The figures come a day after the first data was published indicating the post lockdown surge in the housing market might be running out of steam. Property portal Zoopla said first time buyers were increasingly struggling with a lack of availability of mortgages at high loan to value rates, coupled with economic insecurity, leading to a decline in demand, while an analysis of internet search terms by Pantheon Macroeconomics suggested demand to move house has now peaked.
Despite this, Savills today published revised house price forecasts reversing its previous predictions of sharp house price falls laid out in June. The estate agent said it expected average prices to end 2020 4% up on 2019, where just three months ago it was expecting a 7.5% slide in prices.
It said prices will remain flat in 2021, with no growth at all, before showing strong growth underpinned by low interest rates from 2022 onward.

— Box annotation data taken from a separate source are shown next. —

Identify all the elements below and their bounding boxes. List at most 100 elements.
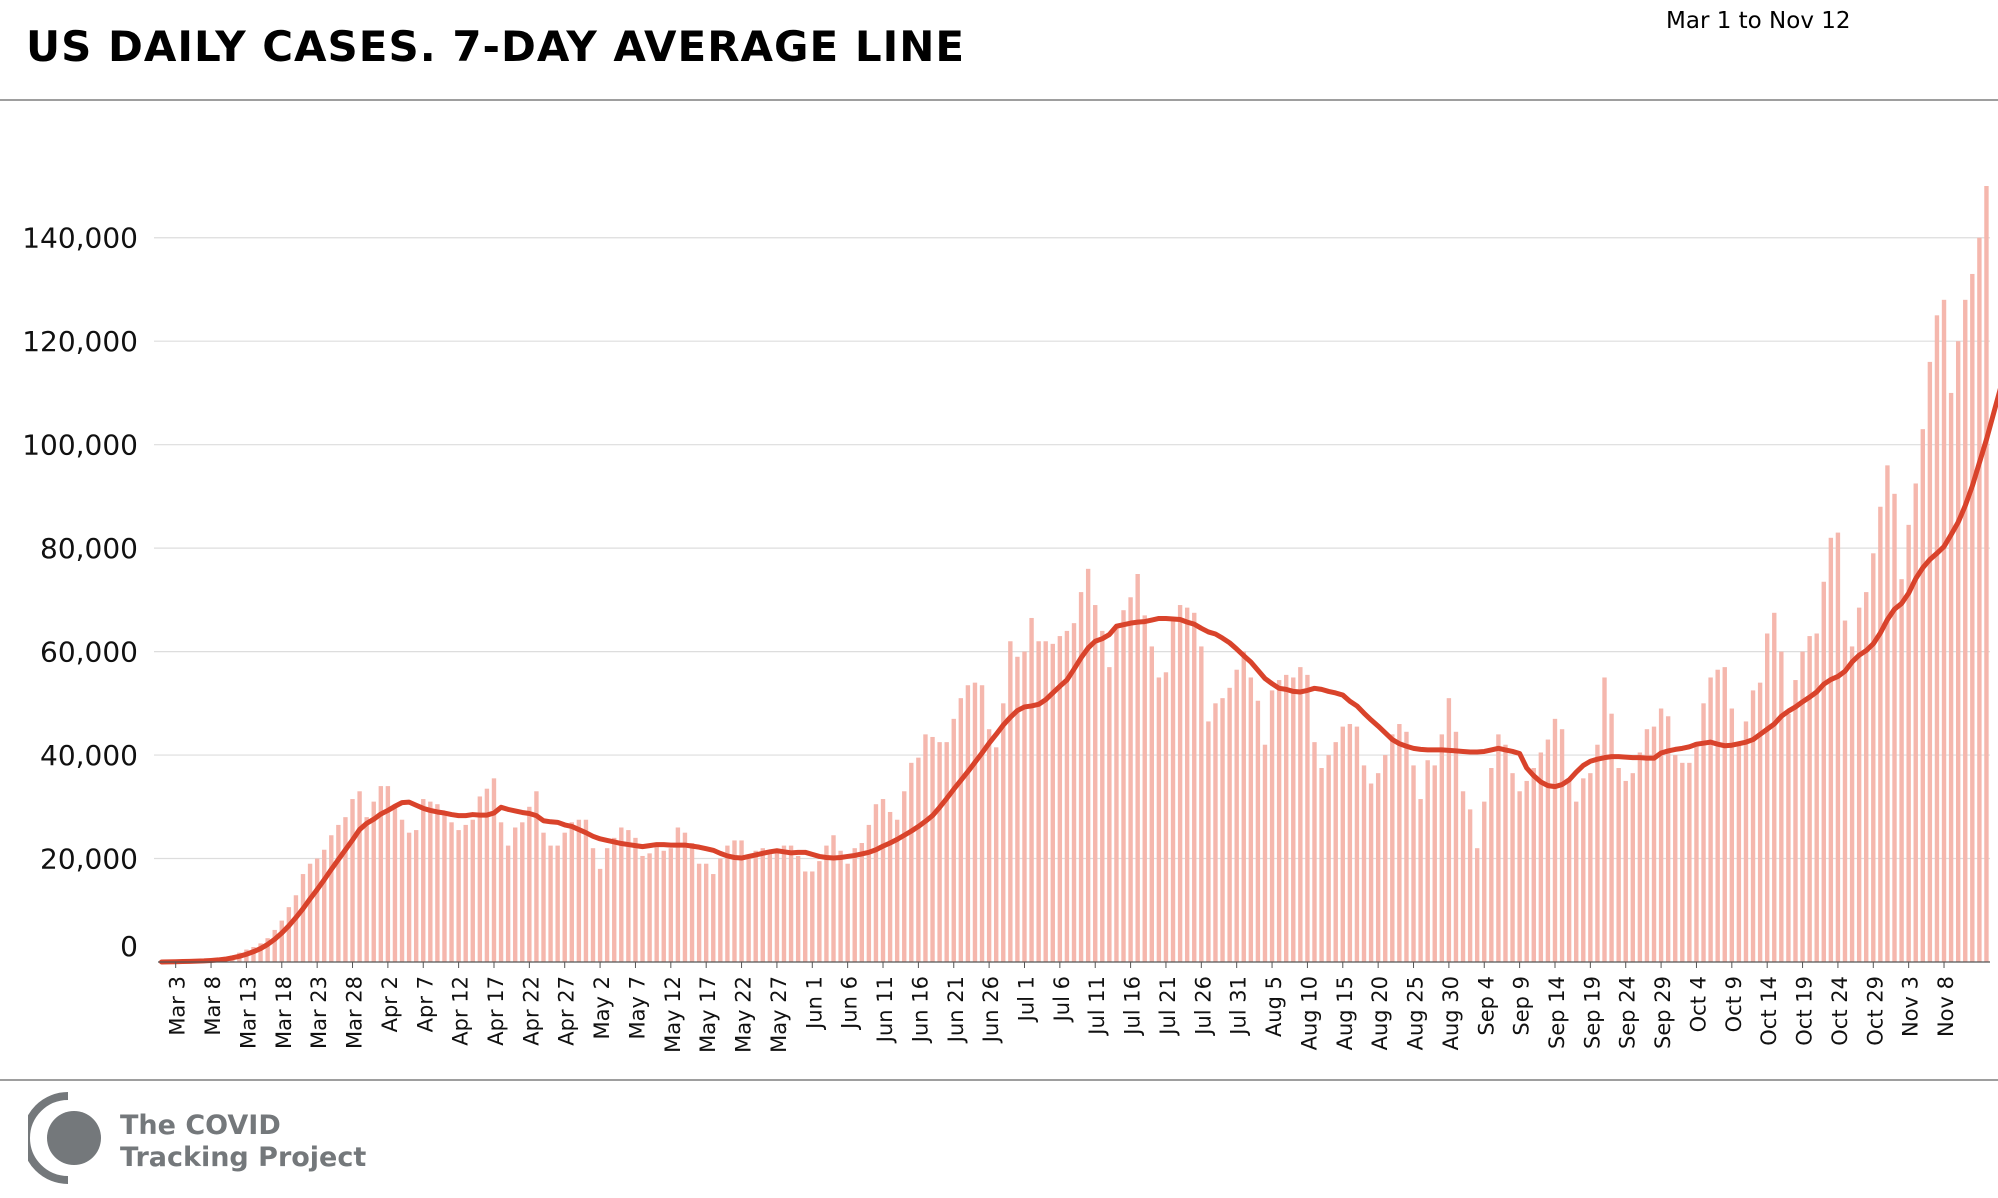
daily-case-bar <box>1078 592 1084 962</box>
daily-case-bar <box>1828 537 1834 962</box>
daily-case-bar <box>1581 778 1586 962</box>
daily-case-bar <box>1156 677 1162 962</box>
daily-case-bar <box>668 848 674 962</box>
daily-case-bar <box>1107 667 1112 962</box>
daily-case-bar <box>1227 687 1232 962</box>
daily-case-bar <box>1842 620 1848 962</box>
daily-case-bar <box>1425 760 1430 962</box>
daily-case-bar <box>1637 752 1643 962</box>
daily-case-bar <box>272 929 277 962</box>
daily-case-bar <box>1743 721 1749 962</box>
daily-case-bar <box>1071 623 1077 962</box>
daily-case-bar <box>1814 633 1819 962</box>
daily-case-bar <box>1135 574 1140 962</box>
x-tick-label: Jul 11 <box>1085 976 1109 1037</box>
daily-case-bar <box>513 827 518 962</box>
daily-case-bar <box>1340 726 1345 962</box>
daily-case-bar <box>1241 651 1246 962</box>
daily-case-bar <box>824 845 829 962</box>
daily-case-bar <box>258 943 263 962</box>
x-tick-label: Oct 9 <box>1722 976 1746 1032</box>
daily-case-bar <box>1248 677 1254 962</box>
x-tick-label: Mar 28 <box>343 976 367 1049</box>
daily-case-bar <box>590 848 596 962</box>
daily-case-bar <box>852 848 857 962</box>
daily-case-bar <box>1418 799 1423 962</box>
x-tick-label: Oct 19 <box>1793 976 1817 1046</box>
daily-case-bar <box>612 837 617 962</box>
daily-case-bar <box>449 822 454 962</box>
daily-case-bar <box>307 863 313 962</box>
daily-case-bar <box>1503 744 1508 962</box>
daily-case-bar <box>1913 483 1918 962</box>
daily-case-bar <box>1482 801 1487 962</box>
daily-case-bar <box>1552 718 1558 962</box>
x-tick-label: Jun 26 <box>979 976 1003 1044</box>
daily-case-bar <box>845 863 850 962</box>
y-tick-label: 100,000 <box>22 429 138 462</box>
x-tick-label: Sep 9 <box>1510 976 1534 1036</box>
daily-case-bar <box>1291 677 1296 962</box>
x-tick-label: Aug 10 <box>1297 976 1321 1050</box>
daily-case-bar <box>1871 553 1876 962</box>
daily-case-bar <box>1673 755 1678 962</box>
daily-case-bar <box>1800 651 1805 962</box>
daily-case-bar <box>1906 524 1911 962</box>
x-tick-label: Oct 24 <box>1828 976 1852 1046</box>
daily-case-bar <box>421 799 426 962</box>
daily-case-bar <box>1383 755 1388 962</box>
daily-case-bar <box>1545 739 1551 962</box>
daily-case-bar <box>548 845 553 962</box>
logo-wordmark: The COVID Tracking Project <box>120 1110 366 1174</box>
daily-case-bar <box>1708 677 1713 962</box>
x-tick-label: May 17 <box>696 976 720 1053</box>
daily-case-bar <box>1977 237 1982 963</box>
daily-case-bar <box>1489 768 1494 962</box>
daily-case-bar <box>682 832 688 962</box>
daily-case-bar <box>703 863 709 962</box>
daily-case-bar <box>406 832 412 962</box>
daily-case-bar <box>1948 392 1954 962</box>
x-tick-label: Apr 12 <box>449 976 473 1046</box>
daily-case-bar <box>1121 610 1126 962</box>
date-range: Mar 1 to Nov 12 <box>1666 8 1851 34</box>
daily-case-bar <box>541 832 546 962</box>
daily-case-bar <box>1114 628 1119 962</box>
daily-case-bar <box>378 786 384 962</box>
daily-case-bar <box>1729 708 1735 962</box>
x-tick-label: Jun 11 <box>873 976 897 1044</box>
daily-case-bar <box>1015 656 1020 962</box>
daily-case-bar <box>1885 465 1890 962</box>
daily-case-bar <box>781 845 787 962</box>
daily-case-bar <box>1856 607 1862 962</box>
daily-case-bar <box>838 850 843 962</box>
daily-case-bar <box>986 729 992 962</box>
daily-case-bar <box>859 843 864 962</box>
x-tick-label: Aug 15 <box>1333 976 1357 1050</box>
daily-case-bar <box>1955 341 1961 962</box>
daily-case-bar <box>300 874 306 962</box>
daily-case-bar <box>392 804 398 962</box>
daily-case-bar <box>1220 698 1225 962</box>
x-tick-label: Sep 14 <box>1545 976 1569 1049</box>
daily-case-bar <box>746 855 751 962</box>
daily-case-bar <box>1595 744 1600 962</box>
daily-case-bar <box>1284 674 1289 962</box>
cases-chart: 0 20,000 40,000 60,000 80,000 100,000 120,000 1… <box>22 186 1998 1053</box>
x-tick-label: Mar 18 <box>272 976 296 1049</box>
x-tick-label: Jul 6 <box>1050 976 1074 1023</box>
x-tick-label: Mar 8 <box>201 976 225 1036</box>
daily-case-bar <box>442 811 447 962</box>
daily-case-bar <box>788 845 794 962</box>
daily-case-bar <box>1609 713 1614 962</box>
daily-case-bar <box>1566 778 1572 962</box>
daily-case-bar <box>1623 780 1628 962</box>
y-tick-label: 120,000 <box>22 325 138 358</box>
daily-case-bar <box>329 835 334 962</box>
daily-case-bar <box>1701 703 1706 962</box>
daily-case-bar <box>1510 773 1515 962</box>
daily-case-bar <box>1404 731 1409 962</box>
daily-case-bar <box>1460 791 1466 962</box>
daily-case-bar <box>1970 273 1975 962</box>
daily-case-bar <box>1680 762 1685 962</box>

Lucian Cook, Savills head of residential research, said: “While we clearly can’t ignore the economic backdrop, other factors, including a stamp duty holiday, have unleashed an unexpected wave of activity in the market and added to the pent up demand coming out of lockdown.
“Many people are reassessing their work-life balance, seeking a change of location or a trade up the ladder. The unexpected stamp duty holiday has given a further boost to the market particularly in higher value locations through the commuter zone and lifestyle relocation hotspots.”
Commenting on the Bank of England figures Marc von Grundherr, director of estate agent Benham and Reeves, said the firm had seen “little to no let-up in the volume of homebuyers hitting the market” despite the tightening of mortgage lending. “Since the stamp duty holiday was announced, the number of mortgage approvals seen on a monthly basis has more than doubled, and so the boost it has given the market can not be underestimated,” he said.